PV as an inhibitor of AtCh hydrolyzing activity

We deduced more than 80 different model equations of reversible inhibition to fit them to the experimental data of AtCh hydrolyzing activity in the presence of PV. These model equations considered that the AtCh hydrolyzing activity of hBChE is activated in the presence of a substrate and, therefore, the different kinds of reversible inhibition (full and partial competitive, full and partial uncompetitive, full and partial non-competitive and full and partial mixed inhibitions) are contemplated in both the non-activated enzyme and the activated enzyme. All these models were evaluated by processing and analyzing data by adapting the model equation with the Enzyme Kinetic Module of the Sigma Plot (Systat Software Inc, Chicago, USA).

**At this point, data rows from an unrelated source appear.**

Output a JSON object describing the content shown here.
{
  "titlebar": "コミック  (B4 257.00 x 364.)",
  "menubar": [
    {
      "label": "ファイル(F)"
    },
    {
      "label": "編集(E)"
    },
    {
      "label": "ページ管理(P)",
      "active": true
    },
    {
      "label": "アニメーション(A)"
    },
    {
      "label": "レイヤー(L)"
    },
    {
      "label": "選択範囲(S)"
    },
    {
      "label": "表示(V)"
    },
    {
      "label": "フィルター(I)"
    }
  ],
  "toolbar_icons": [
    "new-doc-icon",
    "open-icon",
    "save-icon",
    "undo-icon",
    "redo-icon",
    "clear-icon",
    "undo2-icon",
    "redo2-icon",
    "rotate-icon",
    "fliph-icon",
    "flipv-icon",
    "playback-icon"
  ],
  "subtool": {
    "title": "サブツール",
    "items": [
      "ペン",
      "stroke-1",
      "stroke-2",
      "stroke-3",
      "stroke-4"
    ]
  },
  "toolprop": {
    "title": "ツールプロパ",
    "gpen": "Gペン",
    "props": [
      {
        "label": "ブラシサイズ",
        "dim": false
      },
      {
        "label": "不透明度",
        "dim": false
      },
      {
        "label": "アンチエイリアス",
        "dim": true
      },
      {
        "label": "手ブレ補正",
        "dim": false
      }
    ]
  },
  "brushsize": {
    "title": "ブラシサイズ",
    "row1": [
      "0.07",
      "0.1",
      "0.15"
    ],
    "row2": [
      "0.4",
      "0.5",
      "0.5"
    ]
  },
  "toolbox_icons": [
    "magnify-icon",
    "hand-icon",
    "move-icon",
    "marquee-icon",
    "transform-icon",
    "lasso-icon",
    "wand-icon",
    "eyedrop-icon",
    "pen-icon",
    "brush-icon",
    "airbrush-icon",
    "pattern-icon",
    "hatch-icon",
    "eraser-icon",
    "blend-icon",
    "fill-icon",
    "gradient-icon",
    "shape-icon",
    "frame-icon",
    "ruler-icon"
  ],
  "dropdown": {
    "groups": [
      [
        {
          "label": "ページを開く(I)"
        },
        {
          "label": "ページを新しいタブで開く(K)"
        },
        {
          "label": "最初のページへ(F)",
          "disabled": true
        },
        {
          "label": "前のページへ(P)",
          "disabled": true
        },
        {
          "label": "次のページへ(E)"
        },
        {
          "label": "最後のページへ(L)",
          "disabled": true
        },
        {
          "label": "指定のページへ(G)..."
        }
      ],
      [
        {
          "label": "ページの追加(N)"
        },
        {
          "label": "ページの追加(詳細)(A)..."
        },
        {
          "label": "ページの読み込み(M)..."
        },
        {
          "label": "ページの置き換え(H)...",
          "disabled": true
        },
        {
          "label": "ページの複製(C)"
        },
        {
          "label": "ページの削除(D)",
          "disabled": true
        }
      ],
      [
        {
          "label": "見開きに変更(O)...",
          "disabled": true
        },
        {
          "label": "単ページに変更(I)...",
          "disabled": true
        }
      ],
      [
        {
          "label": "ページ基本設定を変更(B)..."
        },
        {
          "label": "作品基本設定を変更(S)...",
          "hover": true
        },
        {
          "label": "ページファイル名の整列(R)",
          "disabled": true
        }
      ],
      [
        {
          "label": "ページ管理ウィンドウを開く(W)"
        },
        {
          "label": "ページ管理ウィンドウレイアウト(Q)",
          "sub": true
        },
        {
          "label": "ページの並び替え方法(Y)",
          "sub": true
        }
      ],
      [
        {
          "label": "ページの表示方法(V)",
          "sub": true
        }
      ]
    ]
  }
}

Of them all, the best-fitting model according to Akaike’s criterion in three experiments was the model which included the non-competitive inhibition when the enzyme was not activated and the partial non-competitive inhibition when the enzyme was activated. The model is shown in the “Materials and Methods” (Fig. 5 in Supplementary Material, Eq. 5), and Panel B in Fig. 4 provides the results. Average values of K_m, K_ss, K_i, K_i′, V₁, V₂ and V₃ are given in Table 1 and the individual values of the kinetic parameters for each independent experiment are indicated in Table 5 in Supplementary Material.